Description:

Within the Policy Server error log (smps.log), what is the meaning of the following error message:

"[ERROR] Password Message could not be parsed"

Solution:

Sometimes, as in the case of a password change, the user's password is transformed into an encoded combination of old and new passwords. When performing an authentication, the policy server must determine if the password is really the encoded combination of multiple passwords or simply a plain password. For performance reasons this determination is only done when the challenge reason is not one of the following:

1. none (0)
   
   
2. expired session (4)
   
   
3. auth level to low (5)
   
   
4. next token code (28)
   
   
5. new pin select (29)
   
   
6. new pin system token code (30)
   
   
7. new user pin token code (31)
   
   
8. new pin accepted (32)

In all other cases, an attempt is made to decode the password field into separate components. When this attempt to decode fails, the message in question will appear in the logs. This message simply indicates that the password field does not contain information about the old and new password and should be treated as a regular password when generating the data structure used to track user credentials within the policy server.

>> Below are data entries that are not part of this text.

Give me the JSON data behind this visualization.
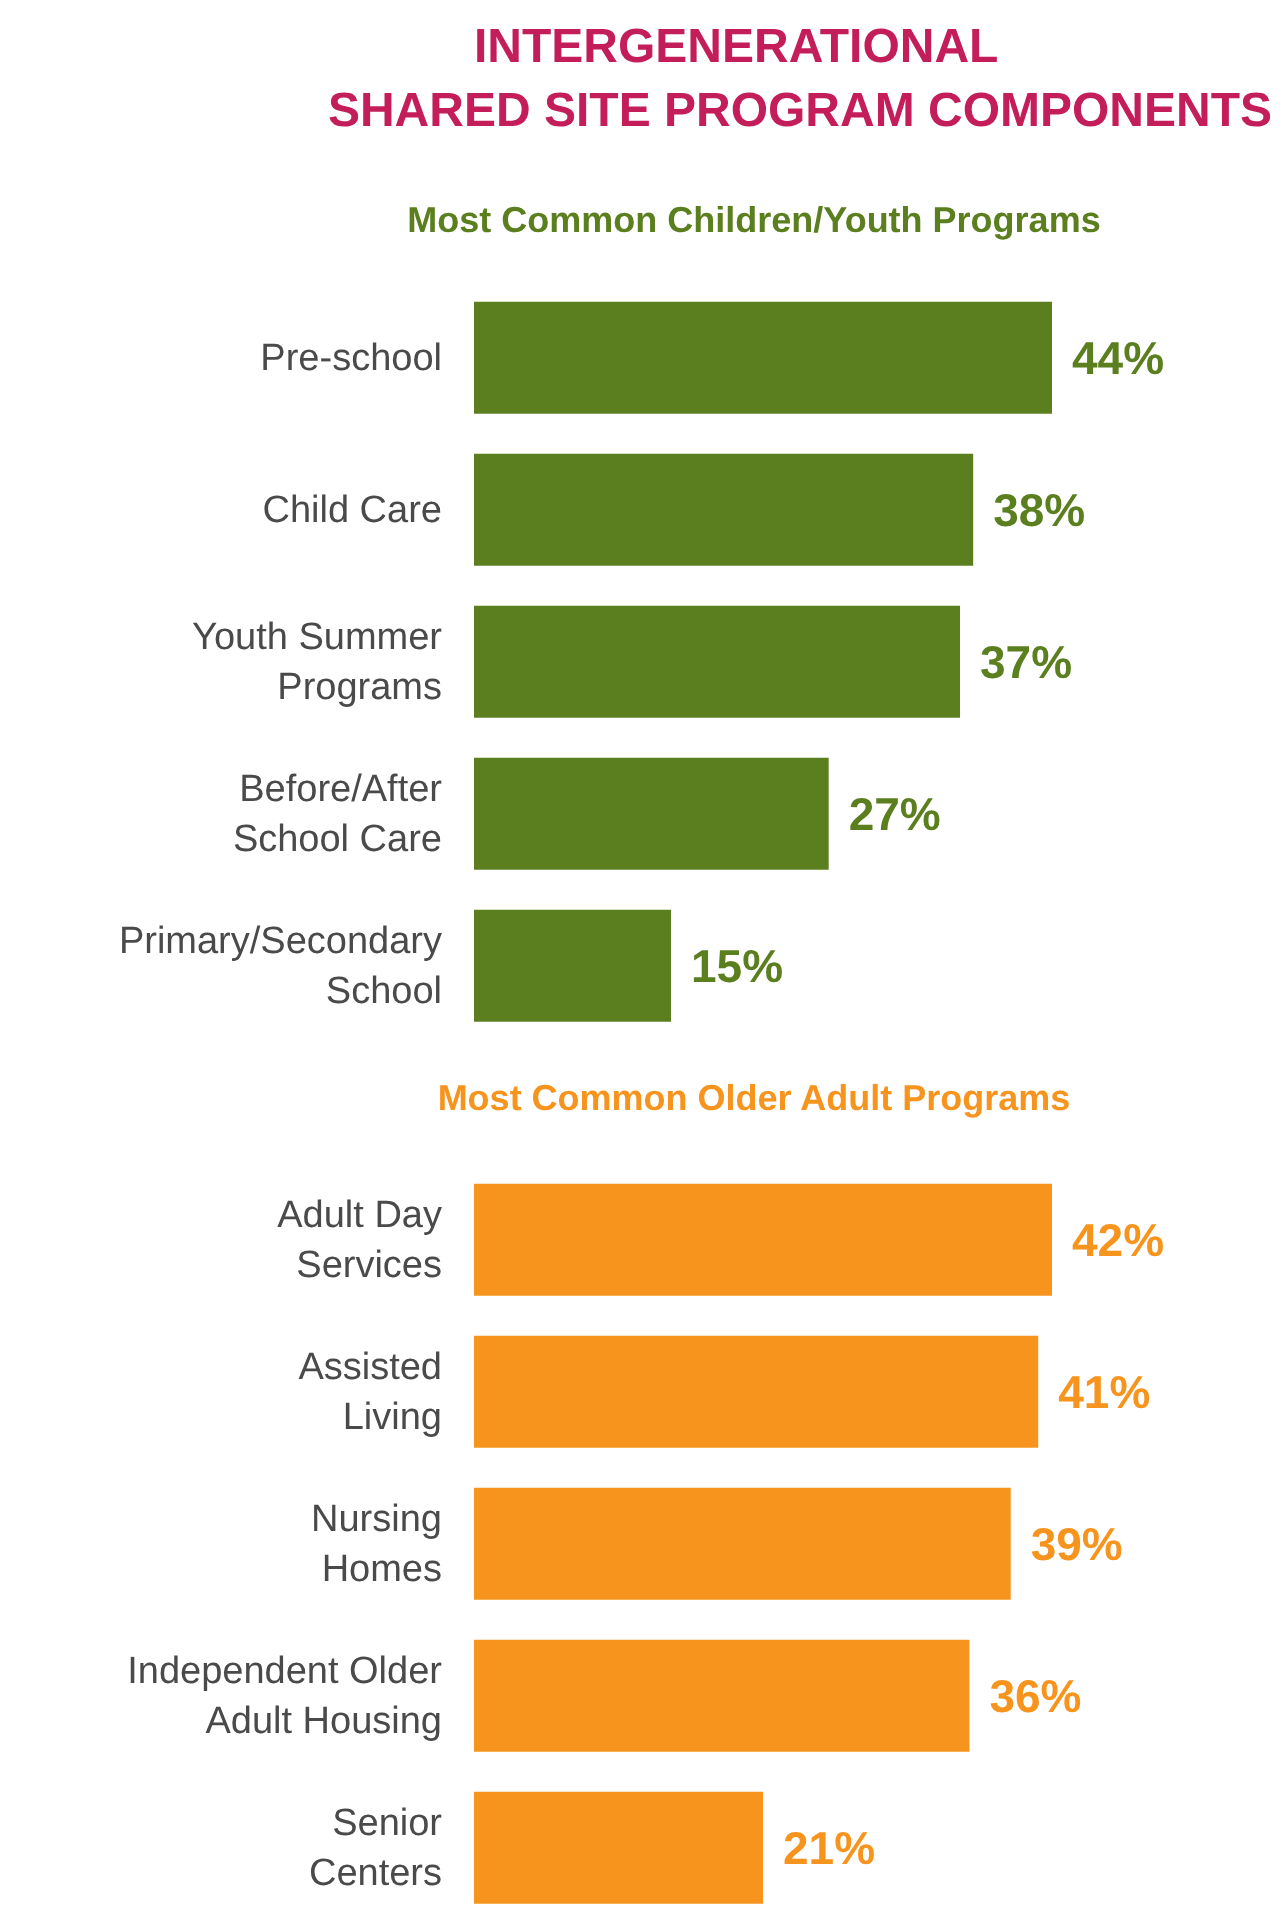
{
  "chart_data": [
    {
      "type": "bar",
      "orientation": "horizontal",
      "title": "INTERGENERATIONAL\nSHARED SITE PROGRAM COMPONENTS",
      "subtitle": "Most Common Children/Youth Programs",
      "categories": [
        "Pre-school",
        "Child Care",
        "Youth Summer Programs",
        "Before/After School Care",
        "Primary/Secondary School"
      ],
      "series": [
        {
          "color": "#5b7f1f",
          "values": [
            44,
            38,
            37,
            27,
            15
          ],
          "value_labels": [
            "44%",
            "38%",
            "37%",
            "27%",
            "15%"
          ]
        }
      ],
      "tick_labels": "y"
    },
    {
      "type": "bar",
      "orientation": "horizontal",
      "title": "Most Common Older Adult Programs",
      "categories": [
        "Adult Day Services",
        "Assisted Living",
        "Nursing Homes",
        "Independent Older Adult Housing",
        "Senior Centers"
      ],
      "series": [
        {
          "color": "#f7941e",
          "values": [
            42,
            41,
            39,
            36,
            21
          ],
          "value_labels": [
            "42%",
            "41%",
            "39%",
            "36%",
            "21%"
          ]
        }
      ],
      "tick_labels": "y"
    }
  ]
}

If this error occurs while a user is performing a password change, it may indicate that the password data is being passed to policy server incorrectly. While doing a password change, the encoded combination of new and old password is used (as opposed to a regular login where only a plain password is being used).

There is no way to avoid this message from appearing in the logs. If the challenge reason for the request does not appear in the list above, an attempt will always be made to decode the password. If the attempt fails, it is of little consequence since all that will happen is the policy server will propagate the user credentials without a "new password" value.